Но всего через десять минут София услышала его радостный голос, объявляющий счет. Наскоро поприветствовав Джорджа и Джимми, Сандос прошел прямо в кухню – волосы, еще влажные после душа, полы рубахи развеваются, в руках цветы для доктора Эдвардс, которую он удостоил коротким нежным поцелуем. Явно чувствуя себя здесь, как дома, он потянулся мимо Энн к вазе, снял ее с полки, наполнил водой и поставил
Вытащив один цветок из букета, Эмилио стряхнул с него влагу и склонил голову в коротком официальном поклоне.
– jSenorita, mucho gusto! A su servicio [19] , – сказал он с преувеличенной учтивостью – пародия на испанского аристократа, которая так раздражала Софию раньше.
Зная теперь про его нищее детство, она на сей раз оценила шутку и, смеясь, приняла цветок.
Улыбнувшись, Эмилио медленно отвел от нее взгляд и повернулся к Джимми, который только что вошел на кухню, где сразу сделалось тесно. Энн велела всем убираться отсюда и не мешать ей, и Эмилио вытолкал Джимми в комнату, с ходу возобновляя непонятный для Софии спор, – очевидно, они схватывались на эту тему часто и без толку. Энн вручила ей тарелку с banderillas, и они стали переносить снедь на стол. Разговор вскоре сделался общим и оживленным. Еда была отличной, а вино имело вишневый привкус. И все способствовало тому, что случилось затем.
19
Сеньорита, какое счастье! К вашим услугам! (исп.).
После ужина перебрались в гостиную, и София Мендес ощутила умиротворенность, какой не испытывала с тех пор, как стала взрослой. Это была некая защищенность, показавшаяся Софии экзотичной, как цветок кизила, и столь же прекрасной. Она чувствовала, что ей тут действительно рады, что люди в этом доме готовы любить ее – независимо от того, кем она была и что делала. Она чувствовала, что может рассказать Энн или даже Джорджу о жизни до появления Жобера, и что Джордж простил бы ее, а Энн сказала бы, что София проявила отвагу и здравомыслие, поступив так, как ей пришлось поступить.
Когда сумерки сгустились в ночь, разговор иссяк, и Энн предложила, чтобы Джимми сыграл что-нибудь, – идея, встреченная общим одобрением. Он выглядит, точно ребенок, пристроившийся за игрушечным пианино, подумала София. Его колени торчали по сторонам, почти вровень с клавиатурой, а ступни скосолапились, чтобы попасть на педали. Но музыкантом Джимми был искушенным и уверенным, его большие руки легко летали по клавишам, и София постаралась не смутиться, когда он исполнил довольно откровенную любовную песню.
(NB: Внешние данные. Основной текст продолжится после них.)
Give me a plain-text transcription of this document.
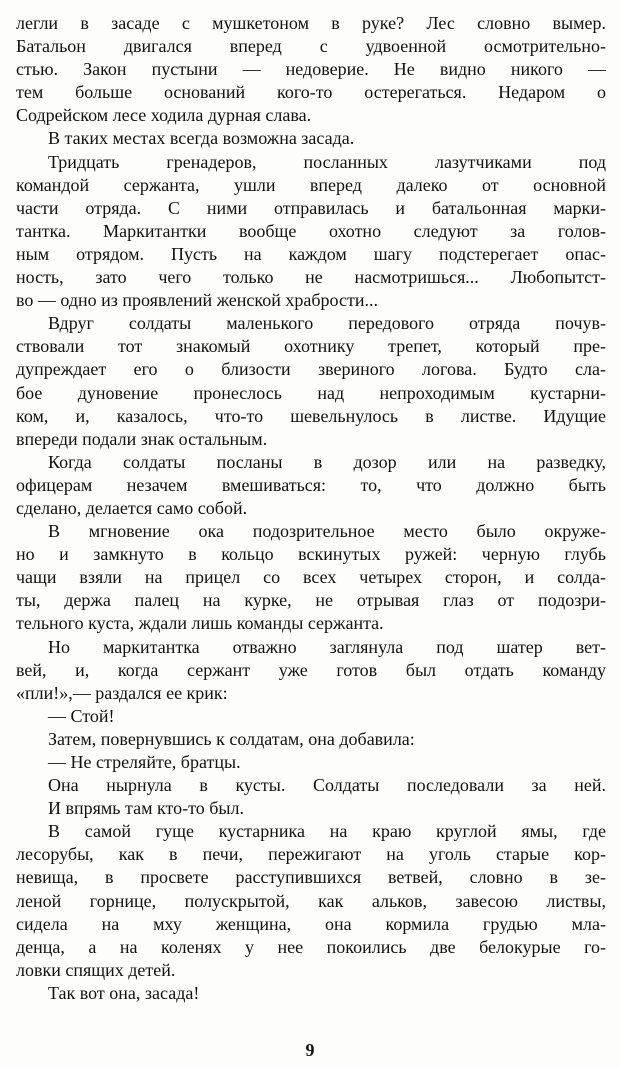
легли в засаде с мушкетоном в руке? Лес словно вымер.
Батальон двигался вперед с удвоенной осмотрительно-
стью. Закон пустыни — недоверие. Не видно никого —
тем больше оснований кого-то остерегаться. Недаром о
Содрейском лесе ходила дурная слава.
В таких местах всегда возможна засада.
Тридцать гренадеров, посланных лазутчиками под
командой сержанта, ушли вперед далеко от основной
части отряда. С ними отправилась и батальонная марки-
тантка. Маркитантки вообще охотно следуют за голов-
ным отрядом. Пусть на каждом шагу подстерегает опас-
ность, зато чего только не насмотришься... Любопытст-
во — одно из проявлений женской храбрости...
Вдруг солдаты маленького передового отряда почув-
ствовали тот знакомый охотнику трепет, который пре-
дупреждает его о близости звериного логова. Будто сла-
бое дуновение пронеслось над непроходимым кустарни-
ком, и, казалось, что-то шевельнулось в листве. Идущие
впереди подали знак остальным.
Когда солдаты посланы в дозор или на разведку,
офицерам незачем вмешиваться: то, что должно быть
сделано, делается само собой.
В мгновение ока подозрительное место было окруже-
но и замкнуто в кольцо вскинутых ружей: черную глубь
чащи взяли на прицел со всех четырех сторон, и солда-
ты, держа палец на курке, не отрывая глаз от подозри-
тельного куста, ждали лишь команды сержанта.
Но маркитантка отважно заглянула под шатер вет-
вей, и, когда сержант уже готов был отдать команду
«пли!»,— раздался ее крик:
— Стой!
Затем, повернувшись к солдатам, она добавила:
— Не стреляйте, братцы.
Она нырнула в кусты. Солдаты последовали за ней.
И впрямь там кто-то был.
В самой гуще кустарника на краю круглой ямы, где
лесорубы, как в печи, пережигают на уголь старые кор-
невища, в просвете расступившихся ветвей, словно в зе-
леной горнице, полускрытой, как альков, завесою листвы,
сидела на мху женщина, она кормила грудью мла-
денца, а на коленях у нее покоились две белокурые го-
ловки спящих детей.
Так вот она, засада!
9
– Джимми, я знаю, что ты меня обожаешь, но старайся сохранять конспирацию, – театральным шепотом сказала Энн, бросив взгляд на Софию и надеясь изменить ситуацию, прежде чем мальчик зароет себя слишком глубоко. – Здесь же Джордж!.. И в любом случае эта бодяга слишком сентиментальна.
– Давай, панк, выметайся, – со смехом велел Джордж и помахал рукой, выгоняя Джимми из-за пианино. – София, ваша очередь.
– Вы играете? – спросил Джимми, спеша уступить ей место и опрокинув табурет.
– Немного, – сказала она и добавила честно: – Не так хорошо, как вы.
София начала с маленькой пьесы Штрауса, не слишком трудной, но милой. Обретя уверенность, она попробовала кое-что из Моцарта, но запуталась в одном из сложных пассажей и сдалась, несмотря на подбадривание, смешанное с добродушным поддразниванием.
– Это мне пока не по зубам, – с грустной улыбкой сказала София, оборачиваясь к слушателям.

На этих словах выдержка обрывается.